Posted Oct 27, 2024 Updated Oct 30, 2024

9 min read

Overview

Hashmap은 Software의 탐색 속도를 개선하는데 활용하게 됩니다.
이때, Hashmap이 어떻게 구현(implementation)되어 있는지 확인해보려 합니다.

Source Code

  
import java.io.Serializable
import kotlin.collections.*

object EmptyIterator : ListIterator<Nothing> {
    override fun hasNext(): Boolean = false
    override fun hasPrevious(): Boolean = false
    override fun nextIndex(): Int = 0
    override fun previousIndex(): Int = -1
    override fun next(): Nothing = throw NoSuchElementException()
    override fun previous(): Nothing = throw NoSuchElementException()
}

object EmptySet : Set<Nothing>, Serializable {
    private const val serialVersionUID: Long = 3406603774387020532

    override fun equals(other: Any?): Boolean = other is Set<*> && other.isEmpty()
    override fun hashCode(): Int = 0
    override fun toString(): String = "[]"

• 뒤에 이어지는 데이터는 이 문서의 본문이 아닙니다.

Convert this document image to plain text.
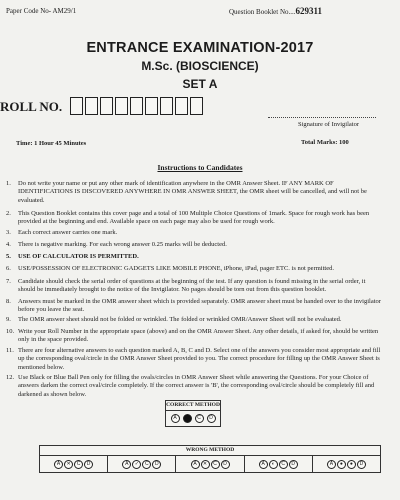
Paper Code No- AM29/1	Question Booklet No....629311
ENTRANCE EXAMINATION-2017
M.Sc. (BIOSCIENCE)
SET A
ROLL NO.
Signature of Invigilator
Time: 1 Hour 45 Minutes	Total Marks: 100
Instructions to Candidates
1. Do not write your name or put any other mark of identification anywhere in the OMR Answer Sheet. IF ANY MARK OF IDENTIFICATIONS IS DISCOVERED ANYWHERE IN OMR ANSWER SHEET, the OMR sheet will be cancelled, and will not be evaluated.
2. This Question Booklet contains this cover page and a total of 100 Multiple Choice Questions of 1mark. Space for rough work has been provided at the beginning and end. Available space on each page may also be used for rough work.
3. Each correct answer carries one mark.
4. There is negative marking. For each wrong answer 0.25 marks will be deducted.
5. USE OF CALCULATOR IS PERMITTED.
6. USE/POSSESSION OF ELECTRONIC GADGETS LIKE MOBILE PHONE, iPhone, iPad, pager ETC. is not permitted.
7. Candidate should check the serial order of questions at the beginning of the test. If any question is found missing in the serial order, it should be immediately brought to the notice of the Invigilator. No pages should be torn out from this question booklet.
8. Answers must be marked in the OMR answer sheet which is provided separately. OMR answer sheet must be handed over to the invigilator before you leave the seat.
9. The OMR answer sheet should not be folded or wrinkled. The folded or wrinkled OMR/Answer Sheet will not be evaluated.
10. Write your Roll Number in the appropriate space (above) and on the OMR Answer Sheet. Any other details, if asked for, should be written only in the space provided.
11. There are four alternative answers to each question marked A, B, C and D. Select one of the answers you consider most appropriate and fill up the corresponding oval/circle in the OMR Answer Sheet provided to you. The correct procedure for filling up the OMR Answer Sheet is mentioned below.
12. Use Black or Blue Ball Pen only for filling the ovals/circles in OMR Answer Sheet while answering the Questions. For your Choice of answers darken the correct oval/circle completely. If the correct answer is 'B', the corresponding oval/circle should be completely fill and darkened as shown below.
CORRECT METHOD
A	B	C	D
WRONG METHOD
A	✕	C	D	A	✓	C	D	A	✕	C	D	A	◐	C	D	A	●	●	D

    override val size: Int get() = 0
    override fun isEmpty(): Boolean = true
    override fun contains(element: Nothing): Boolean = false
    override fun containsAll(elements: Collection<Nothing>): Boolean = elements.isEmpty()

    override fun iterator(): Iterator<Nothing> = EmptyIterator

    private fun readResolve(): Any = EmptySet
}

class HashMapImpl<K, V> constructor() {
    private val defaultCapacity = 16
    private var loadFactor = 0.75f
    private var size = 0
    private var sizeThreshold = (defaultCapacity * loadFactor).toInt()
    val entries: Set<Map.Entry<K, V>> get() = EmptySet

    private class Bucket<K, V> constructor(val key: K?, val value: V?) {
        var next: Bucket<K, V>? = null;
    }

    private var _buckets: Array<Bucket<K, V>?>? = null;
    private var buckets: Array<Bucket<K, V>?>
        get() {
            if (_buckets == null) {
                _buckets = kotlin.arrayOfNulls<Bucket<K, V>>(defaultCapacity);
            }
            return _buckets ?: throw AssertionError("Set to null by another thread");
        }
        set(value) {
            _buckets = value
        }

    private var _values: Collection<V>? = null
    val values: Collection<V>
        get() {
            if (_values == null) {
                _values = object : AbstractCollection<V>() {
                    override operator fun contains(element: @UnsafeVariance V): Boolean = containsValue(element)

                    override operator fun iterator(): Iterator<V> {
                        val entryIterator = entries.iterator()
                        return object : Iterator<V> {
                            override fun hasNext(): Boolean = entryIterator.hasNext()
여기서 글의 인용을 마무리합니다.